Tom Phelps passed this information on to the authorities when he finally reached Port Moresby and a vital supply road was built along the path he had surveyed. The road took eight months to complete and was hailed, at the time as one of the greatest feats of military engineering.

The Chief Engineer, W. J. Reinhold, later wrote "Every foot of progress made on this road exacted the ultimate in courage, endurance, skill and toil. Its construction took a toll from surveyor, engineer, labourer and native carrier alike."

During one five-month period of construction, more than two-thirds of the crew contracted malaria and it wasn’t until September 1943 that the first vehicles were able to make a clumsy passage along this perilous route.

Phelps Snr was also lavish in his praise for the native ‘bois’ who had guided them along the way, doubtlessly a vital part of their success and survival.

“This book is not a work of fiction,” writes Peter Phelps, “it is a tribute to the resilience and strength that saw my grandfather survive, and his family hold together while he was gone. It is a tribute to all those who survived the Bulldog Track.”

Doing the Bulldog Track

If you thought Kokoda was a pushover, then you could raise the bar with a trek along the Bulldog. While no commercial operator currently offers guided tours along the track, there is numerous notes and guides available to anyone who wanted to mount their own, self-guided expedition.

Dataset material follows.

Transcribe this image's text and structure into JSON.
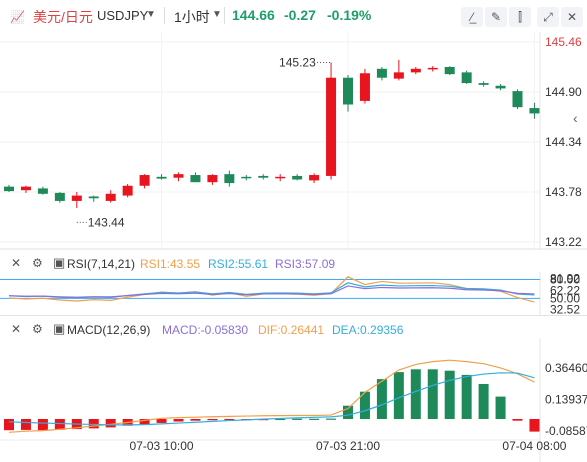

Situated some 200 km west of Port Moresby, the track crosses the Owen Stanley Range peaking at about 2600m altitude. It connects Wau in the Bulolo Valley with the Lakekamu River on the south side and can be done in either direction. The track will take you about a week to walk, depending on your level of fitness, plus about two days for the transport from Port Moresby to Lakekamu River.

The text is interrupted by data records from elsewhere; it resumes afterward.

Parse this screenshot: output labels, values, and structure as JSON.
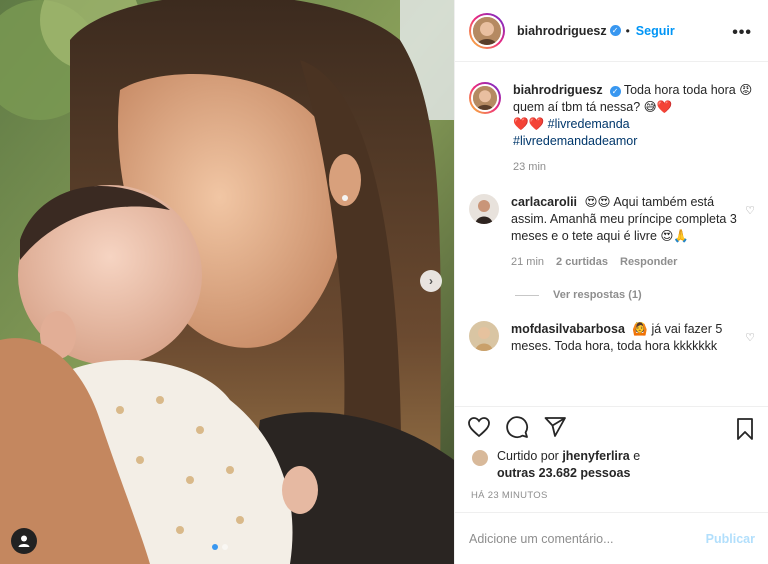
{
  "post": {
    "author": "biahrodriguesz",
    "follow_label": "Seguir",
    "more_icon": "more-horizontal-icon",
    "verified_icon": "verified-badge-icon"
  },
  "caption": {
    "username": "biahrodriguesz",
    "text_1": "Toda hora toda hora 😡 quem aí tbm tá nessa? 😅❤️",
    "text_2": "❤️❤️",
    "hashtag_1": "#livredemanda",
    "hashtag_2": "#livredemandadeamor",
    "time": "23 min"
  },
  "comments": [
    {
      "username": "carlacarolii",
      "text": "😍😍 Aqui também está assim. Amanhã meu príncipe completa 3 meses e o tete aqui é livre 😍🙏",
      "time": "21 min",
      "likes": "2 curtidas",
      "reply": "Responder",
      "view_replies": "Ver respostas (1)"
    },
    {
      "username": "mofdasilvabarbosa",
      "text": "🙆 já vai fazer 5 meses. Toda hora, toda hora kkkkkkk"
    }
  ],
  "liked_by": {
    "prefix": "Curtido por",
    "user": "jhenyferlira",
    "conj": "e",
    "others": "outras 23.682 pessoas"
  },
  "timestamp": "HÁ 23 MINUTOS",
  "comment_box": {
    "placeholder": "Adicione um comentário...",
    "publish_label": "Publicar"
  },
  "colors": {
    "link_blue": "#0095f6",
    "hashtag": "#00376b",
    "muted": "#8e8e8e",
    "publish_disabled": "#b2dffc"
  }
}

You can find more detailed trekking notes at:

Tom's letter
Tom's letter to the editor, published in the Sydney Morning Herald on May 29, 1944:
The article by Edward Axford (SMH, 20/5/’44), on the building of the Bulldog Road, made known the part played by the men who blazed the trail from Wau and Edie Creek to the Papuan coast by way of Bulldog and the Lakekamu River. Being one of the original party who left Edie Creek at 11 p.m. on March 4, 1942, I can fully substantiate all he says in regard to the hardships endured. I was working on the Bulolo goldfields when the Japanese attacked New Guinea by air on January 21. They destroyed our company’s three planes on the ground at Bulolo, making our evacuation by air impossible. Two days later we proceeded by road to Wau in the hope of being evacuated by air. Again our hopes were dashed by being bombed twice in a week. Now hopelessly cut off from Port Moresby and our own people, we moved up the mountain to Edie Creek. It was from this place that we hatched our plans to go overland by this unknown trail in the hope of reaching the coast of Papua. So we set out a few nights later with very little food and a few of the natives, to whom most of us owe our lives. I should also like to express my gratitude to Dr Giblin, an elderly man, who did everything possible, under terrible conditions, for the sick and injured. We eventually reached the coast very much the worse for wear, I having lost 4st on the journey. We then walked 60 miles down the beach to Yule Island, and later by schooner to Port Moresby, where we gave all the necessary information to the authorities which probably prompted them to build the road. The task they performed can only be appreciated by those who travelled the trail through this country.